#5 - The Barrelled Arrow Problem
Barrelled and tapered arrows are a problem.
Basically, barrelled and tapered arrows protrude down in the middle by virtue of their shape, reducing the nominal half inch between the arrow and the central column by enough to significantly affect the spine reading.
I spent a long time wondering how Bearpaw got around this problem, and was totally baffled. Then I found an instruction manual online that contained a statement to the effect that arrows with non-parallel shafts could be measured and compared with each other but the absolute spine readings would not be accurate. So, Bearpaw hadn’t got around the issue at all, which made me feel a little better.

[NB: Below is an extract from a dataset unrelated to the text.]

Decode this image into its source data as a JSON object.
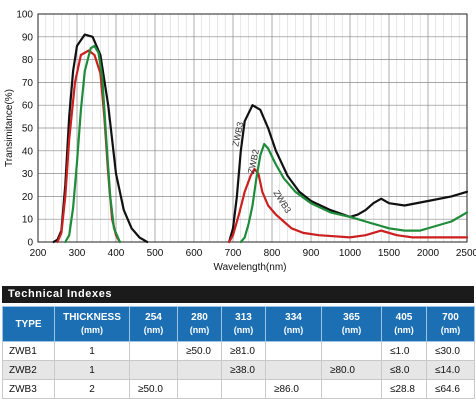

Now, barrelled and tapered arrows aren’t an issue for spine gauges with pointers or dial gauges as the gauges are so easy to zero that you can set the zero for each individual arrow. This doesn’t work for the Bearpaw as (I believe) it is calibrated at the factory, and a user can’t adjust it, so the problem is handwaved away. And it’s not great for my design either as my design is so difficult to calibrate. The pillar’s position is set with a grub-screw – if you loosen the screw then the pillar comes loose and drops down. Consequently it’s really hard to make fine adjustments. If every arrow that you measure is the same shape then you can spend time setting it for those arrows and forget about it, but small tweaks on an arrow by arrow basis aren’t really feasible.
If I was making it from scratch I’d thread the bottom of the pillar which would allow for easy, fine micrometer-like adjustments by turning it slightly. I think that’d be a worthwhile improvement anyway, but it’s still not an adjustment that you’d want to be doing a lot.
All in all, I’m not sure that there’s a good solution.